🤖 AI Summary
This work addresses socially aware pedestrian trajectory prediction by jointly modeling individual intent, social interaction, and intrinsic stochasticity—while enabling interpretable disentanglement of these factors. We propose the “co-vibration” modeling paradigm, framing pedestrian motion as a multi-source vibrational system driven by intent, modulated by social forces, and perturbed by individual noise. A vibration-dynamics-based trajectory encoder is designed to explicitly separate and independently learn the spectral components corresponding to each factor via frequency-domain analysis, followed by linear superposition to reconstruct trajectories. Crucially, we model social interaction as a physical resonance process for the first time, enhancing the transparency and interpretability of social relationship representations through spectral features.
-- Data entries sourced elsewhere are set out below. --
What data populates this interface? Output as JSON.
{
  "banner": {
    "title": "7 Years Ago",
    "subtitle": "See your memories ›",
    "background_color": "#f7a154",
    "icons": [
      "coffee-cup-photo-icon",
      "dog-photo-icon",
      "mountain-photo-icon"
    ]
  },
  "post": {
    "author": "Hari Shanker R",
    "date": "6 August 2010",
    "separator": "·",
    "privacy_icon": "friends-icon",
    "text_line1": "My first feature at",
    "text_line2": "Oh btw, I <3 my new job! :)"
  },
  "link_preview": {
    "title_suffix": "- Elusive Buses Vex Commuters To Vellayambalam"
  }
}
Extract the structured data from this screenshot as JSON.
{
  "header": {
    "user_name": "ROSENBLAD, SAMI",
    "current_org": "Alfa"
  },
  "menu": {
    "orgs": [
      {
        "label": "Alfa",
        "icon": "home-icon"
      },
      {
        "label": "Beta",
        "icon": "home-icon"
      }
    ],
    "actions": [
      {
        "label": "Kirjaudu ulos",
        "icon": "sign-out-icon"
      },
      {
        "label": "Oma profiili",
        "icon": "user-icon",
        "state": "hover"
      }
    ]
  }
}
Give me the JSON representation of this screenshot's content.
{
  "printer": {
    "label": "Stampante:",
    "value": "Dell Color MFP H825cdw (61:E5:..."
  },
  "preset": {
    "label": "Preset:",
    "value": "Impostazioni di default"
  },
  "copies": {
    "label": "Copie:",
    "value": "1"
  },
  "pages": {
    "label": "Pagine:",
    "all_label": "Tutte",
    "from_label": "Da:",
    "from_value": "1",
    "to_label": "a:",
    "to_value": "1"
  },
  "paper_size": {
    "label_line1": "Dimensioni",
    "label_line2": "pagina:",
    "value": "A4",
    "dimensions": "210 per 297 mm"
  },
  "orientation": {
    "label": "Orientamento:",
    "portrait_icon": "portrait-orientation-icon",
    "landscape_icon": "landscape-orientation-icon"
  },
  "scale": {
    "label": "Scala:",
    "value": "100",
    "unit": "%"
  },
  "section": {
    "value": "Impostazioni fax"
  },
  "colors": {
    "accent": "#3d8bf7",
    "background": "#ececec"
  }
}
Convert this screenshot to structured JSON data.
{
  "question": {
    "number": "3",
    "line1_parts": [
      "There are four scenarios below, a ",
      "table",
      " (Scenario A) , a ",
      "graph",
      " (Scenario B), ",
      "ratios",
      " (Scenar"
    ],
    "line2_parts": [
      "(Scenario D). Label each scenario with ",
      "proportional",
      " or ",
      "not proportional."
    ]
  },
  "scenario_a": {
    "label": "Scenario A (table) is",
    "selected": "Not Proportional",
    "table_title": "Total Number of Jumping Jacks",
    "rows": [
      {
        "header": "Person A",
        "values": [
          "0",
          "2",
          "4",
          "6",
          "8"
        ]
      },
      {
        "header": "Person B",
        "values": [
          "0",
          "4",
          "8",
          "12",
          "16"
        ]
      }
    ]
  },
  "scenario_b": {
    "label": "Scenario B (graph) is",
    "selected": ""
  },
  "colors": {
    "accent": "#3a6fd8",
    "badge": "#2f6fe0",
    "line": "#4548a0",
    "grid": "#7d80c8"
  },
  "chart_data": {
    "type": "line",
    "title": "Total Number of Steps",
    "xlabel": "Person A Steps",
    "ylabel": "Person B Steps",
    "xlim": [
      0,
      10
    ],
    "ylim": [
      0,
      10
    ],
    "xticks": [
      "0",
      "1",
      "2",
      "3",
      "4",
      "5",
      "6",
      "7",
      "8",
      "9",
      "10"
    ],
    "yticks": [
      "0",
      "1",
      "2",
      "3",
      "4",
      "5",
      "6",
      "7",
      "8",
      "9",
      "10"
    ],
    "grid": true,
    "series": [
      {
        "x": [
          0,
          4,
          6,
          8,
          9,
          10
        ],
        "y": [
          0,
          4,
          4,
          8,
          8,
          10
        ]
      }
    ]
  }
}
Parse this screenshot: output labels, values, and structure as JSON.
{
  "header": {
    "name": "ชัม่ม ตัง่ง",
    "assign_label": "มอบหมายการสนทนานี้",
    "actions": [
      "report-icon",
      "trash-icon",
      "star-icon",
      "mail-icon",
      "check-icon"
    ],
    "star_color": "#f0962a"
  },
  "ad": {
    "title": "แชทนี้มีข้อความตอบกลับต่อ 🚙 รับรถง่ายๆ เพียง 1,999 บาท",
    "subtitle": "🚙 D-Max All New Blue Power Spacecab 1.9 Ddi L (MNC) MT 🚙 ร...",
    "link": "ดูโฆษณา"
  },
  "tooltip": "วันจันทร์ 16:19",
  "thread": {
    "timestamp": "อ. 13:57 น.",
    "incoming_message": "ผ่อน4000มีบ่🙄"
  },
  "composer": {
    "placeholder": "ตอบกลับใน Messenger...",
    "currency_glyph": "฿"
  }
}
Our method achieves significant improvements in average displacement error (ADE) and final displacement error (FDE) on standard benchmarks including ETH and UCY. Qualitative analysis confirms its capability to faithfully capture both social norms and individual randomness.
📝 Abstract
Learning to forecast trajectories of intelligent agents has caught much more attention recently. However, it remains a challenge to accurately account for agents' intentions and social behaviors when forecasting, and in particular, to simulate the unique randomness within each of those components in an explainable and decoupled way. Inspired by vibration systems and their resonance properties, we propose the Resonance (short for Re) model to encode and forecast pedestrian trajectories in the form of ``co-vibrations''. It decomposes trajectory modifications and randomnesses into multiple vibration portions to simulate agents' reactions to each single cause, and forecasts trajectories as the superposition of these independent vibrations separately. Also, benefiting from such vibrations and their spectral properties, representations of social interactions can be learned by emulating the resonance phenomena, further enhancing its explainability. Experiments on multiple datasets have verified its usefulness both quantitatively and qualitatively.